Rodica asked, “Do you want to come work for them?”

I was shocked, “Yes, definitely.”

I was stunned. Not only did she go out of her way to talk to and ask the meet’s best performing team’s coaches and owners to take a chance on me to coach their team, she believed in me. She believed in me, when I didn’t even believe in myself. She could have simply and rightfully done nothing and went home for the day. Yet, she trusted an 18-year old new judge she met the same day to successfully coach a competitive team. She saw my passion and ambition and carved out a path for me to walk down, despite the unknowns.

Just a little over a year later, I have judged thousands of routines through USA Gymnastics and National Gymnastics Association on all four events, bars, beam, floor, and vault. I was the youngest state-rated judge in northern California at 18 and have recently tested up to the regional rating. I’ve met countless judges who stemmed from prestigious gym owners to D1 gymnasts to elite-level coaches to top NCAA officials (Random, but a gym owner/NCAA official even invited me to sit on the floor and line judge at a Cal meet!). They’ve treated me as an equal and have guided me throughout many meets all over the state. I’ve been invited to judge the NGA (National Gymnastics Association) State Championships, USA Gymnastics meets in Livermore, Napa, Rohnert Park, San Francisco, San Luis Obispo, Santa Clara, and Watsonville. CIF high school meets in Los Altos, as well as in-house meets from gyms in Concord, Emeryville, Fremont, and San Jose. I even got assigned to judge a meet at the same gym that fired me (You can guess that it was a great day).

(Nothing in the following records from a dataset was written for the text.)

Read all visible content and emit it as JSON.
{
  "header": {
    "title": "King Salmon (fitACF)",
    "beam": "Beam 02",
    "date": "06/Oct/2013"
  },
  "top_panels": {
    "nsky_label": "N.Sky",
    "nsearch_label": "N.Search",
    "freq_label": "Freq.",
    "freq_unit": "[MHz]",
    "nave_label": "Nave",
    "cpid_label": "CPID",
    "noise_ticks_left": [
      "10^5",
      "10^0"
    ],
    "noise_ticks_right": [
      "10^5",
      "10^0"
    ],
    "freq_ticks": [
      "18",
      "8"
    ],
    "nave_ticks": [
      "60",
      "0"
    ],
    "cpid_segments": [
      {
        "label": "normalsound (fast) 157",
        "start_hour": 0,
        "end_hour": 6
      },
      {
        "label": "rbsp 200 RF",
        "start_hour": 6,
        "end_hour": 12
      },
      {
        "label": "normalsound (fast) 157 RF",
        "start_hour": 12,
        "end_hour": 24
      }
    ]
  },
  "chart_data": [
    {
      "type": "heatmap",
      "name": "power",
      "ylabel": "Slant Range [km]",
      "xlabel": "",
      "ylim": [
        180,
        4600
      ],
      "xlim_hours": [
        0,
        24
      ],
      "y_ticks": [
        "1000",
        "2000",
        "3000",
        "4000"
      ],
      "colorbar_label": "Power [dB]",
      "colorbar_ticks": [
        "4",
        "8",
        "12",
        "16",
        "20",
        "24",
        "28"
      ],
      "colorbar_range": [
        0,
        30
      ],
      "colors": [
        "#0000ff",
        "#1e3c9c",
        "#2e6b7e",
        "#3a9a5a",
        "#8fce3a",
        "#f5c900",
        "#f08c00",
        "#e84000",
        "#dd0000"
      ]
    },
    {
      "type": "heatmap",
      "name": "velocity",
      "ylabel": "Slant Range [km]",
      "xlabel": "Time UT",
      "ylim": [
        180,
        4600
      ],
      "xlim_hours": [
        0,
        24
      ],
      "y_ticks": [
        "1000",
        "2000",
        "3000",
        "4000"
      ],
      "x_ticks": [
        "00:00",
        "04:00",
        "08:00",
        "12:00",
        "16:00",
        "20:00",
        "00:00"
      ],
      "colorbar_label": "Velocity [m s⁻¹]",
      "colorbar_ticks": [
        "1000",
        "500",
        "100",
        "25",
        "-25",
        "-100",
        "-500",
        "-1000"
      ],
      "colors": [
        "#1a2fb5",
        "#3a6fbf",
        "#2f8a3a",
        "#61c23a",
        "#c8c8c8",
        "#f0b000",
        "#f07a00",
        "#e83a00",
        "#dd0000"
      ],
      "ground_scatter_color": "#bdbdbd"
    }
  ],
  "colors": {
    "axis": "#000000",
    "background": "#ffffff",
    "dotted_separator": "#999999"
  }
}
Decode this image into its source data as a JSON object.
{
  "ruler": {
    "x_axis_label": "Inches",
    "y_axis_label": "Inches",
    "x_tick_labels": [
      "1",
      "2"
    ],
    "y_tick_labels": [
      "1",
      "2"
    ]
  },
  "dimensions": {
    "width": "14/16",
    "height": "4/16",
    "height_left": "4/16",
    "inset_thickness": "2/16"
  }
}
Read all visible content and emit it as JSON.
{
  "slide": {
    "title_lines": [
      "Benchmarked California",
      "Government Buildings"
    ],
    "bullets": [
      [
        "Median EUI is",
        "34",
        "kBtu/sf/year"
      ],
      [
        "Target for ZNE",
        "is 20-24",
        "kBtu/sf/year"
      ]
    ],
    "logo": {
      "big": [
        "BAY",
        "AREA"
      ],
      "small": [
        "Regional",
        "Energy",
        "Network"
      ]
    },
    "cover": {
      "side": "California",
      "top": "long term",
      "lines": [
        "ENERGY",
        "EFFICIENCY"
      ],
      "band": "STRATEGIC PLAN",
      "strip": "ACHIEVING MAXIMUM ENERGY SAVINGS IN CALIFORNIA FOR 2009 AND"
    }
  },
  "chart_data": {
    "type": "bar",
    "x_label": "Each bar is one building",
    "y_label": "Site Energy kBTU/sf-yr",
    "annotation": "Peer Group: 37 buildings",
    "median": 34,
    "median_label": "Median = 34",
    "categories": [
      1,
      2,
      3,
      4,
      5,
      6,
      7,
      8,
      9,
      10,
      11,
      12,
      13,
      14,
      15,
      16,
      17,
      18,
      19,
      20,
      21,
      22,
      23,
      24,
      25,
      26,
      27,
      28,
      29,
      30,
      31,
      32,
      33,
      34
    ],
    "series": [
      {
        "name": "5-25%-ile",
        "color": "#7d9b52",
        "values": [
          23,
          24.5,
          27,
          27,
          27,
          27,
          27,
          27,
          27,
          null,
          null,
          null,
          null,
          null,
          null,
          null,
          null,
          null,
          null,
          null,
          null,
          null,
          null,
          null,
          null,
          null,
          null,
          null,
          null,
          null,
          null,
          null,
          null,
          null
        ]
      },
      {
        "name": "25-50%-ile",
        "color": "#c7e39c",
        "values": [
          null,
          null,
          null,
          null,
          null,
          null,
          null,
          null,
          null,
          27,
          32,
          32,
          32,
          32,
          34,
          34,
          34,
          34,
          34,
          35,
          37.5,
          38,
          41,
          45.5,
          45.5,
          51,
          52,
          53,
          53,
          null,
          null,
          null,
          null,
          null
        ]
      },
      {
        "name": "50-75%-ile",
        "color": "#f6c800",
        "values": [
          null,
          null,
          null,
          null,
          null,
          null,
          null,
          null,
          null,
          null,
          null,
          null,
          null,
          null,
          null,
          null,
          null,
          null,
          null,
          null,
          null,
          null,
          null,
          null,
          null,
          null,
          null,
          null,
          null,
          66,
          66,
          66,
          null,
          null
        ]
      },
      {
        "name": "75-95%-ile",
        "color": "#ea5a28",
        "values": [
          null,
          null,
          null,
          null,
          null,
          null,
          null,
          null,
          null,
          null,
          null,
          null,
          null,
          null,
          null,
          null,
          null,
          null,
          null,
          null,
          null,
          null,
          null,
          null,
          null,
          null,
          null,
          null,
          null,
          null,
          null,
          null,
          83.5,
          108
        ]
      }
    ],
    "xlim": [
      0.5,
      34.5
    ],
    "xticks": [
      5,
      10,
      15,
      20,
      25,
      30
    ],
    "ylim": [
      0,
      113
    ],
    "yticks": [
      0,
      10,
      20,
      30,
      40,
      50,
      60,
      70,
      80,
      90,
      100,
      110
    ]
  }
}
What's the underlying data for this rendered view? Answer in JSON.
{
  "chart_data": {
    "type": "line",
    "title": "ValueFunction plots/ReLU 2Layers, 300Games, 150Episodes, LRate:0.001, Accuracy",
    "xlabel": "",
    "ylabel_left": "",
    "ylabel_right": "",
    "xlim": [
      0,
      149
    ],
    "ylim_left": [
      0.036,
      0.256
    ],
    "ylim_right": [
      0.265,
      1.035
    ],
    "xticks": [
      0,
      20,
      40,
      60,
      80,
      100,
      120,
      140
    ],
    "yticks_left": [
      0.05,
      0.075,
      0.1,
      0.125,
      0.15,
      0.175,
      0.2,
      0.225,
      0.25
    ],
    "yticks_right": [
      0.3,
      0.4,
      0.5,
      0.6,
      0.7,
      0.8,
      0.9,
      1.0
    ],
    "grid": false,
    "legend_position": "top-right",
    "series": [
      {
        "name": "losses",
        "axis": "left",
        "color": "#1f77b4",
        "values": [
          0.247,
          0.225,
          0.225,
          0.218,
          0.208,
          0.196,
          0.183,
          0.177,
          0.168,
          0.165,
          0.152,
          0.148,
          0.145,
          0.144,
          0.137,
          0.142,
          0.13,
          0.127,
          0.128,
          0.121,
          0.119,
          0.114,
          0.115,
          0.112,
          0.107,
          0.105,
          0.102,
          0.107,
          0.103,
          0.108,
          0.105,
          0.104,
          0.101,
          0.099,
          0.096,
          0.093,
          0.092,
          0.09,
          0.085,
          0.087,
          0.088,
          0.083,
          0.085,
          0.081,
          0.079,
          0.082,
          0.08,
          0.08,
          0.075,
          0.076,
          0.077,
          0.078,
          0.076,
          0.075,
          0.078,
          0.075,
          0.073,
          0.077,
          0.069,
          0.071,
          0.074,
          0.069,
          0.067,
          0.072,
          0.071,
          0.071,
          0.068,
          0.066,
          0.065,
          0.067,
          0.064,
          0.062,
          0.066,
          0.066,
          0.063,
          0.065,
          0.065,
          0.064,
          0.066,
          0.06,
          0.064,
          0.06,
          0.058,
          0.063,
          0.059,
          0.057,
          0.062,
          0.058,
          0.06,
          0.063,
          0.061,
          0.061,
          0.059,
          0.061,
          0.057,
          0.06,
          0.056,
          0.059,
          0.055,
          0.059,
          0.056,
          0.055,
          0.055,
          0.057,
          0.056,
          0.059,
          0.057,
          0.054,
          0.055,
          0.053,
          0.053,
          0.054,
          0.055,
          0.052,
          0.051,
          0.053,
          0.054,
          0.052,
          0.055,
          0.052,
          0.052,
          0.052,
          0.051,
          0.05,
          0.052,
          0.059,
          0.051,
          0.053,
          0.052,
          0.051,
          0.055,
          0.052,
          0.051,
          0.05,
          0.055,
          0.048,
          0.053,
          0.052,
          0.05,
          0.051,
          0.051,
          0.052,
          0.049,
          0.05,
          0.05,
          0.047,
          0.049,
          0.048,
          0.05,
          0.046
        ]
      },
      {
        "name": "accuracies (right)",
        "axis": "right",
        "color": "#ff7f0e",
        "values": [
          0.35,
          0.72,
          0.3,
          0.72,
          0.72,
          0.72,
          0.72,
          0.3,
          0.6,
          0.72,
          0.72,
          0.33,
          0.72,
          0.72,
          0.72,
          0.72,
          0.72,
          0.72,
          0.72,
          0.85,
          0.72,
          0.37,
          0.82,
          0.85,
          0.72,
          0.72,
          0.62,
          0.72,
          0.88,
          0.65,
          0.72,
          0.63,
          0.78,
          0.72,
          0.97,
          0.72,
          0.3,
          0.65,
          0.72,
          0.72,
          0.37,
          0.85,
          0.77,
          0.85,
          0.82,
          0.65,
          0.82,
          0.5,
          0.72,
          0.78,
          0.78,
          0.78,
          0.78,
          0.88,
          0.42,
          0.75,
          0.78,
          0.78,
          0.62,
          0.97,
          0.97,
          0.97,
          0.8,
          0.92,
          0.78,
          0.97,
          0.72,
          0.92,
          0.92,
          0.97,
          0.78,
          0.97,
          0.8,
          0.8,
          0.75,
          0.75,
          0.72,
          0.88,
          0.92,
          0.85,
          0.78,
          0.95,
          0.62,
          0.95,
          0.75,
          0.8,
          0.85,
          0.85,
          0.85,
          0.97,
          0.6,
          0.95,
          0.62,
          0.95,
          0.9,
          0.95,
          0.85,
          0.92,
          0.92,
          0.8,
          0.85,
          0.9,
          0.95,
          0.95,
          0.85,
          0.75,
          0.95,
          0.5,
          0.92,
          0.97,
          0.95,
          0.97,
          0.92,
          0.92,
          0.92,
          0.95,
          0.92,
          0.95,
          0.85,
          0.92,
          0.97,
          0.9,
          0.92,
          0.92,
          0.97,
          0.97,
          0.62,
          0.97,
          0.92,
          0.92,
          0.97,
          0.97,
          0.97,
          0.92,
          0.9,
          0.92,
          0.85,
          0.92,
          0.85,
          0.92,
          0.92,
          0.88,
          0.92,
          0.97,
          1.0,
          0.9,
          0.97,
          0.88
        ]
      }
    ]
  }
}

Best of all, I have been given an incredible opportunity to be a team coach. I have coached a team of 14 gymnasts, specializing in beam and floor. I have also been able to work with higher-level gymnasts on all four events. Having this privilege to prepare them for the season, I emphasized rigor, hard work, humility, kindness, and ambition. I drilled them on staying focused and maintaining excellence under incredible pressure at meets. I asked one of my gymnasts a couple months ago, “Do you want to do gymnastics in college?” She said, “Yes! I want to go to UCLA and do gymnastics there!” I told her that if she worked hard and never let anyone tell her she was too late or not talented enough, she could achieve this. This same 9-year old gymnast, who never competed prior, ended up placing 17th out of 289 at USA Gymnastics state championships, 1st in beam, and 2nd all-around in her age group. Several other girls on the team consistently pushed 9.9 and 9.95 on beam. Our team as a whole consistently placed first at meets; across 23 gyms at states, they placed 3rd all-around and 1st in beam.

Coaching has not only given me the privilege to watch kids fail, improve, and grow, but it has opened my eyes to what humanity is inherently about. Humans are born curious and talkative, with an infinite number of questions I have the privilege to answer. Due to intense physics/math course load and transfer applications, I made the difficult decision to leave Apex as soon as training for the season ended. Still, I think frequently about my time there, what I told them when they were down, the progression of their confidence, and the dreams they shared with me.

I would have never gotten to coach a competitive team or judge gymnastics without Dona and Rodica taking a chance on me. They didn’t have an incentive to help me or get me in the door. These two movie-like encounters continue to remind me that one individual has the power to alter the course of someone’s life. This isn’t a story about me or gymnastics. It’s a story about the power of two people who believed in a stranger, just because. Regardless of your “status” or what you have, you have an influence on everyone around you. Sometimes, one person simply saying “I believe in you” or “Don’t give up, I know you can do it” can light a spark in you. These two moments, along with many others not shared here, remind me that believing in someone isn’t just kind, it’s transformative.